Datasets and preprocessing are the single most important way to improve the accuracy and performance of a routing algorithm. It is difficult to stress this point enough. I will try to summarize the main aspects to take into account in the following points:

  • Not all datasets have the same level of accuracy. OpenStreetMap is a great example; it covers practically the whole world and is free to download and use, but it lacks some important information such as many speed limits, height/weight limits, or forbidden maneuvers. In some cases, it may even contain false information with regards to one-way street directionality or connections, to name a couple. Other maps, such as HERE, offer a much better level of accuracy, but come with a cost. Funnily enough, street coordinates do not match 100% among different datasets and you may discover that the same coordinates are considered part of different streets depending on the dataset you use.
  • Depending on the application of your routing engine, many street or road segments provided in a dataset can be merged together into a single edge, sometimes reducing the size of the graph by up to 90%. For example, shortcuts can be created to jump over intersections of lower hierarchy, accelerating the route calculation on long distances.
  • A critical part of the preprocessing is deciding how to classify the hierarchy of road links: are they linking lower to higher hierarchy roads? Are they linking the same hierarchy roads? This is a particularly important aspect for motorway junctions, since roads linking motorways must have the highest hierarchy (to speed up Contraction Hierarchies), but setting all road links from a motorway to the highest hierarchy will slow down the calculations due to too many intersections.

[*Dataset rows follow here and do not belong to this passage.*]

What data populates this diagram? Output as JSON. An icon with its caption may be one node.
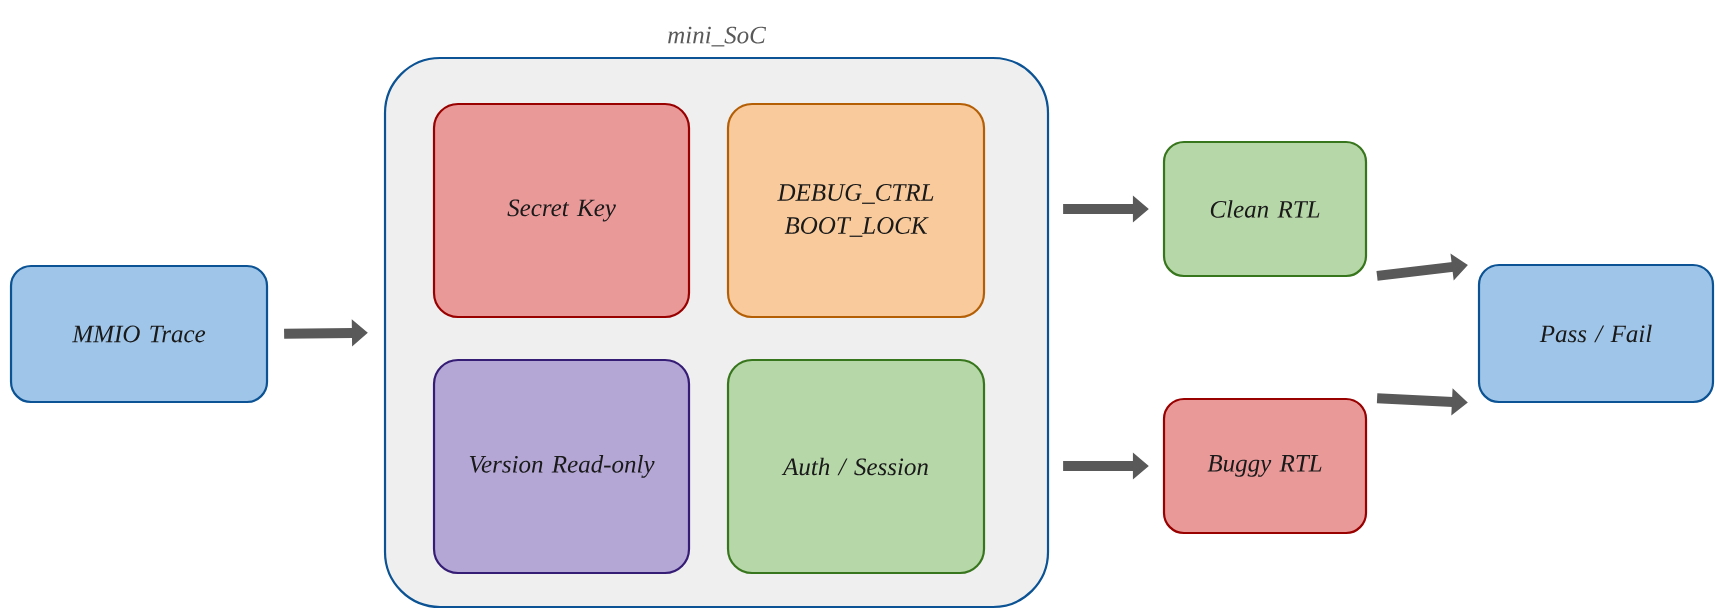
{
  "diagram": {
    "nodes": [
      {
        "text": [
          "MMIO Trace"
        ]
      },
      {
        "text": [
          "mini_SoC"
        ]
      },
      {
        "text": [
          "Secret Key"
        ],
        "in": 1
      },
      {
        "text": [
          "DEBUG_CTRL BOOT_LOCK"
        ],
        "in": 1
      },
      {
        "text": [
          "Version Read-only"
        ],
        "in": 1
      },
      {
        "text": [
          "Auth / Session"
        ],
        "in": 1
      },
      {
        "text": [
          "Clean RTL"
        ]
      },
      {
        "text": [
          "Buggy RTL"
        ]
      },
      {
        "text": [
          "Pass / Fail"
        ]
      }
    ],
    "edges": [
      {
        "from": 0,
        "to": 1,
        "arrow": "to"
      },
      {
        "from": 1,
        "to": 6,
        "arrow": "to"
      },
      {
        "from": 1,
        "to": 7,
        "arrow": "to"
      },
      {
        "from": 6,
        "to": 8,
        "arrow": "to"
      },
      {
        "from": 7,
        "to": 8,
        "arrow": "to"
      }
    ]
  }
}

Routing algorithms and datasets & preprocessing are the key aspects to consider in building an accurate and performant routing algorithm. But there are other aspects that can make the difference between a useful and a useless routing engine.

Programming Best Practices

I will take for granted that good programming practices are in place, and that an appropriate programming language is chosen for the task. There are three critical points to consider when deploying and operating a routing engine:

  1. Graph data must reside in memory for maximum performance. There might be some parts in a database, for example geographical data to help finding the closest nodes to origin and destination, but the routing algorithm needs to operate with in-memory data, or it risks to underperform for maps slightly bigger than a town center.
  2. The routing engine must pre-load all required data and must make use of threading for secondary, time-consuming tasks, such as saving the generated route to the disk. Otherwise, these times will add up, reducing the overall performance.
  3. This might seem obvious, but if the routing engine is to be offered as a remote service, the connection speed will be crucial. There is no point in speeding up the routing calculation if the bottleneck is in the communication channel. Latency and throughput are essential to a performant API service.

And that’s basically it. Building a routing engine can be an exciting task, full of challenges and fun. Even if your goal is not to build one, but you need to use routing intensively, it is good to understand its key aspects. I hope you had as much fun reading these series of articles as I had writing them. Cheers!